Kanımca heyetteki gazeteci arkadaşlar, İstanbul'da geçirdikleri son iki günün etkisinden kolay kurtulamayacaklar. Bu yazı kaleme alınırken bile izledikleri duruşmanın gerçek mi, sanal mı olduğuna bir türlü karar verememişlerdi.

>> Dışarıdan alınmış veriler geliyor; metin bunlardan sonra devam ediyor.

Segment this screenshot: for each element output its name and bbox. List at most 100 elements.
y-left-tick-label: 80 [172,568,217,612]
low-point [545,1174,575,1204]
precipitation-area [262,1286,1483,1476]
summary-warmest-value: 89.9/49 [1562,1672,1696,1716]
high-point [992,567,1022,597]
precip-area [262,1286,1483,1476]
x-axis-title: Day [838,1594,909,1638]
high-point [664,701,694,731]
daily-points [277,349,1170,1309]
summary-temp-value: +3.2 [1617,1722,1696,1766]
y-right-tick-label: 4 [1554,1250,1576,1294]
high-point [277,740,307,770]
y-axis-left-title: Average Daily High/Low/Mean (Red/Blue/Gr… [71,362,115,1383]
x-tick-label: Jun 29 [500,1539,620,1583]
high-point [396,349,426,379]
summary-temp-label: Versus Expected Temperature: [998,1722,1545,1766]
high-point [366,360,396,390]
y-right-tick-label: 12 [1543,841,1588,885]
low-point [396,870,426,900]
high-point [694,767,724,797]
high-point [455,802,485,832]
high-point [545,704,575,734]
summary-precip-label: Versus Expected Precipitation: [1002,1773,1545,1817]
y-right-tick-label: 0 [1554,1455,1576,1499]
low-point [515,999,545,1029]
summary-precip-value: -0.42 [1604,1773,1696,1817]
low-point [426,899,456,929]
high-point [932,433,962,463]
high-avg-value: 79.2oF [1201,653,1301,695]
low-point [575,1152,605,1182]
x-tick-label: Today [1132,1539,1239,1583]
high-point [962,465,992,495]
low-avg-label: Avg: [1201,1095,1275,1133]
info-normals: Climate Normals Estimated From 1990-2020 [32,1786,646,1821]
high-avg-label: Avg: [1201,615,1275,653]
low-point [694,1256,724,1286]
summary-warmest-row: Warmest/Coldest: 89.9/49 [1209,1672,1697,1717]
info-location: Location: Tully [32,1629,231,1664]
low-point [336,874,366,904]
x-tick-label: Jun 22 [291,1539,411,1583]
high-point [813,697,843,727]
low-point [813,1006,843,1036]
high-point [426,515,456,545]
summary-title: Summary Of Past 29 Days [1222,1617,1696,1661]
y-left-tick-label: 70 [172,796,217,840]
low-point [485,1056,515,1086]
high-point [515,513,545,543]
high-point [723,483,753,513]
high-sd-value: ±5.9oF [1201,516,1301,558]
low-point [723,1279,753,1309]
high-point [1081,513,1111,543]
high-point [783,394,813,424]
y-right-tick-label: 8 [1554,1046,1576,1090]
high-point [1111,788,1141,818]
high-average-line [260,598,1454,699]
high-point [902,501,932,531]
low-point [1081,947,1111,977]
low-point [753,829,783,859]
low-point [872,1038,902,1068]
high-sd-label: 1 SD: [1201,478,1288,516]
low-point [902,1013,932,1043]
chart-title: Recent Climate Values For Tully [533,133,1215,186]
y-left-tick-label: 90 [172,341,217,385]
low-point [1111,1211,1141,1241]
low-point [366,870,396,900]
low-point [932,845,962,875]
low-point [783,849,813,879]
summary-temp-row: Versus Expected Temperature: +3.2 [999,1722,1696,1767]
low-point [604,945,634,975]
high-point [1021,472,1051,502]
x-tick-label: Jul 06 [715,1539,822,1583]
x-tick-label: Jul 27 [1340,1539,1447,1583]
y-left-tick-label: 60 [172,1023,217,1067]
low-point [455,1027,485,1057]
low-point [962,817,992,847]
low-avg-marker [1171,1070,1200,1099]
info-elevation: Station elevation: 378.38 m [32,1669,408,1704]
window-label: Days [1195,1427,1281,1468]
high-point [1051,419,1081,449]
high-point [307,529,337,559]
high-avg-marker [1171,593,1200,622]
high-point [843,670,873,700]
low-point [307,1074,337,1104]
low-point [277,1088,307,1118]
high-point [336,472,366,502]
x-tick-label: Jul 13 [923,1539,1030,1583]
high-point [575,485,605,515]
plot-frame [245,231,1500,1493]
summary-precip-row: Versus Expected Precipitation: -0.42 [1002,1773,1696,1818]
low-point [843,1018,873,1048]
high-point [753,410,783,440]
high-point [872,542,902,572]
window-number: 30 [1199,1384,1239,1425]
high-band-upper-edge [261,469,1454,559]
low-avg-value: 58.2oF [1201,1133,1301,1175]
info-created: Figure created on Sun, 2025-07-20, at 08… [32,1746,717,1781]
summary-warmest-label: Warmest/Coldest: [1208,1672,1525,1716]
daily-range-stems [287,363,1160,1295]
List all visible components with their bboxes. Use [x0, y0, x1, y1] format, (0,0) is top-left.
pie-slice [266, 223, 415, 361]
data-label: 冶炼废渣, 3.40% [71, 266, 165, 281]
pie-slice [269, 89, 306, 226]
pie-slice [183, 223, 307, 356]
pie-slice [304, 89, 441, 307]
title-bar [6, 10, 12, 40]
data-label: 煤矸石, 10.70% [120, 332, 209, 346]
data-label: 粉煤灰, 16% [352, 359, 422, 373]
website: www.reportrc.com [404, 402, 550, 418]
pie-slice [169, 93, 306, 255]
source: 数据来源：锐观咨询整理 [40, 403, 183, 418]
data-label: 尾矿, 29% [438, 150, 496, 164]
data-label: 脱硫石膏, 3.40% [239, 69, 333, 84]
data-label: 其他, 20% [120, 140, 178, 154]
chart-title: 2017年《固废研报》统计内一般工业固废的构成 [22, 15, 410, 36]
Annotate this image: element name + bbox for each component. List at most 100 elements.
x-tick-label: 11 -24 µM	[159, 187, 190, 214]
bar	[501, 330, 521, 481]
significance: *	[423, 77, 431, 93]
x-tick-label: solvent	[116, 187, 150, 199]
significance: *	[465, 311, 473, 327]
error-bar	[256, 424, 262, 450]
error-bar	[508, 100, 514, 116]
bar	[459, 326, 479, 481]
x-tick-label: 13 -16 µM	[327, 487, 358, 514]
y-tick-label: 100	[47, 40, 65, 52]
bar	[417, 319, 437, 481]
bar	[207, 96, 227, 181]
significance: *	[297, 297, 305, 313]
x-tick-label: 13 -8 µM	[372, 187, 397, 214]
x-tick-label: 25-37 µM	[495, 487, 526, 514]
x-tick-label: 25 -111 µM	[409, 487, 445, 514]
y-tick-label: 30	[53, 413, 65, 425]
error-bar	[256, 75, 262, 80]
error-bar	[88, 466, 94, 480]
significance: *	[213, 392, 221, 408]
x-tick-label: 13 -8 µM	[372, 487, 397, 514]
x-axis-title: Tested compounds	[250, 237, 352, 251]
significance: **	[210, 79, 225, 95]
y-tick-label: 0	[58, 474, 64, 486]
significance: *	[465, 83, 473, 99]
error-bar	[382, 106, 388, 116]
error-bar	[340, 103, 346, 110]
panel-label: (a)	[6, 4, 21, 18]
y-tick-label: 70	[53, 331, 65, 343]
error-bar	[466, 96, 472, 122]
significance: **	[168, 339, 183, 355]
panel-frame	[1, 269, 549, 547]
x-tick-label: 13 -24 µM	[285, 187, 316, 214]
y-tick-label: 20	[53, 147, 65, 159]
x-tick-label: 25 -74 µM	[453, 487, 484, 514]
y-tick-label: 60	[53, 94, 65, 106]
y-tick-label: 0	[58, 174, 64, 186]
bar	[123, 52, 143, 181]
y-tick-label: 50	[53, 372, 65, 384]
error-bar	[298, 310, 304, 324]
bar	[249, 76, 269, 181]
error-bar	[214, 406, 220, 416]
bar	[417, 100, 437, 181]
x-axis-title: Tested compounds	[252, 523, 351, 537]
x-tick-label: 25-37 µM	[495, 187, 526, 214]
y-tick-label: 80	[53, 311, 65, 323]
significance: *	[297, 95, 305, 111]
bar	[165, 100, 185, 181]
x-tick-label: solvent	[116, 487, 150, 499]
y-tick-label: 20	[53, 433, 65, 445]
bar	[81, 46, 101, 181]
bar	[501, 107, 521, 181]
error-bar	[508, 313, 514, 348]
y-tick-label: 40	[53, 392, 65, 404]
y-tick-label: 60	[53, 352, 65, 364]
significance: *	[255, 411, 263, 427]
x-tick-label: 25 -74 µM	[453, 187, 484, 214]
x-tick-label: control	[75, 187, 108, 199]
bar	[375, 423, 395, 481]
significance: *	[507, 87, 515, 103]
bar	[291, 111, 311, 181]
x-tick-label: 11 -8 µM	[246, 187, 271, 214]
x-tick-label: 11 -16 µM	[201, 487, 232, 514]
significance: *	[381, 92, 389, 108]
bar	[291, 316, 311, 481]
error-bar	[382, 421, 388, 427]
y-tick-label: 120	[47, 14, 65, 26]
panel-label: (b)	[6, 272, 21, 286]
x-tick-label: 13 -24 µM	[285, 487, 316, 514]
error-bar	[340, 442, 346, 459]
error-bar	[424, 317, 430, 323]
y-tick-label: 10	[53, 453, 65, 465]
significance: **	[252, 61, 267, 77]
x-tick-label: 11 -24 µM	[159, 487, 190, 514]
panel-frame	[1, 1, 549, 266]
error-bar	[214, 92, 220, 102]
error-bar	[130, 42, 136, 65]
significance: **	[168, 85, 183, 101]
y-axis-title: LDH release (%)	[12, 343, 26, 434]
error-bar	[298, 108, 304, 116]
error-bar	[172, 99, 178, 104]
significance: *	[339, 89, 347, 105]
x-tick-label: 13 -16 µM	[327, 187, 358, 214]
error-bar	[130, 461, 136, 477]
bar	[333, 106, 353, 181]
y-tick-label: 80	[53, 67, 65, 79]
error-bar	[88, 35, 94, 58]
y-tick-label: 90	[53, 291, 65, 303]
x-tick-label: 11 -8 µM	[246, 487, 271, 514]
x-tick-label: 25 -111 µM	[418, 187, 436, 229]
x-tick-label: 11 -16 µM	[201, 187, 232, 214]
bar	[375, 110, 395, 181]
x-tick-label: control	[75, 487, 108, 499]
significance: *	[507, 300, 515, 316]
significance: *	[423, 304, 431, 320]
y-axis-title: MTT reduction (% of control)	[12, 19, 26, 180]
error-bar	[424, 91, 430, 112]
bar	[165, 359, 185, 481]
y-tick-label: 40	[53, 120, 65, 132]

Aslında duruşma 8 Eylül'de Taksim'de başladı. Tutuklu gazetecilerle dayanışma için basın açıklaması yapmak isteyenler, T. C. Anayasası'nda yer alan en temel haklarını kullanmaktan keyfi bir biçimde men edildiler. Taksim'deki tiyatro üvertürü, yani aslında kendilerinin üniformalı yurttaşlar olduklarını ve bu keyfiyetin kendi yurttaşlık haklarını zedelediğini bilmeyen, kızgın bakışlı genç polis memurlarının, halkın bilgi alma hakkı ile basın ve ifade özgürlüğünü savunan insanları kaskları ve kalkanlarıyla çerçevelemesi, tam anlamıyla bir komedi idi. Bir devletin, özgürlükleri savunan birkaç “baldırı çıplaktan” bu denli korkmasını başka türlü tanımlayamıyorum.
Yeri gelmişken gazeteci meslektaşlara biraz hayıflanmadan edemeyeceğim. Biliyorum gerek hükümetin, gerekse de iktisadi teşekküllerinin çıkarlarını düşünen gazete patronlarının baskısı küçümsenecek bir olay değil. Ama bir yarım saatliğine de olsa, orada bulunmak, haber değeri olan bir olayı haber yapmak için değil, varlığınızla meslekdaşlarınızla dayanışma içinde olmak, yapabileceğiniz bir şey di. Gözlerim, yeri geldiğinde şiddete – bilhassa “PKK'nin dayanılmaz şiddetine” - karşı çıkılmadan barışın gelmeyeceğini sayfalar dolusu yazan kalem erbablarını aradı. Belki, basın ve ifade özgürlüğünün yok edilmesine karşı çıkmanın bir yurttaşlık görevi olduğunu unutmamışlardır diye.
Yaygın medyanın tutuklu gazeteciler davasını sıradan, basit bir habermiş gibi es geçmesine diyecek bir şey kalmadı. Neoliberalizmi, İslamı kullanarak meşrulaştıran bir hükümetin gönüllü veya zorunlu partneri olmak bunu gerektirir elbette. Tutuklu sanıklarını örneğin bir hastahaneye götürdüğünde (o da insafa gelirse), boynuna “Terör örgütü üyesi” yazan bir kart asan böyle hukuka, ancak böyle medya yakışır.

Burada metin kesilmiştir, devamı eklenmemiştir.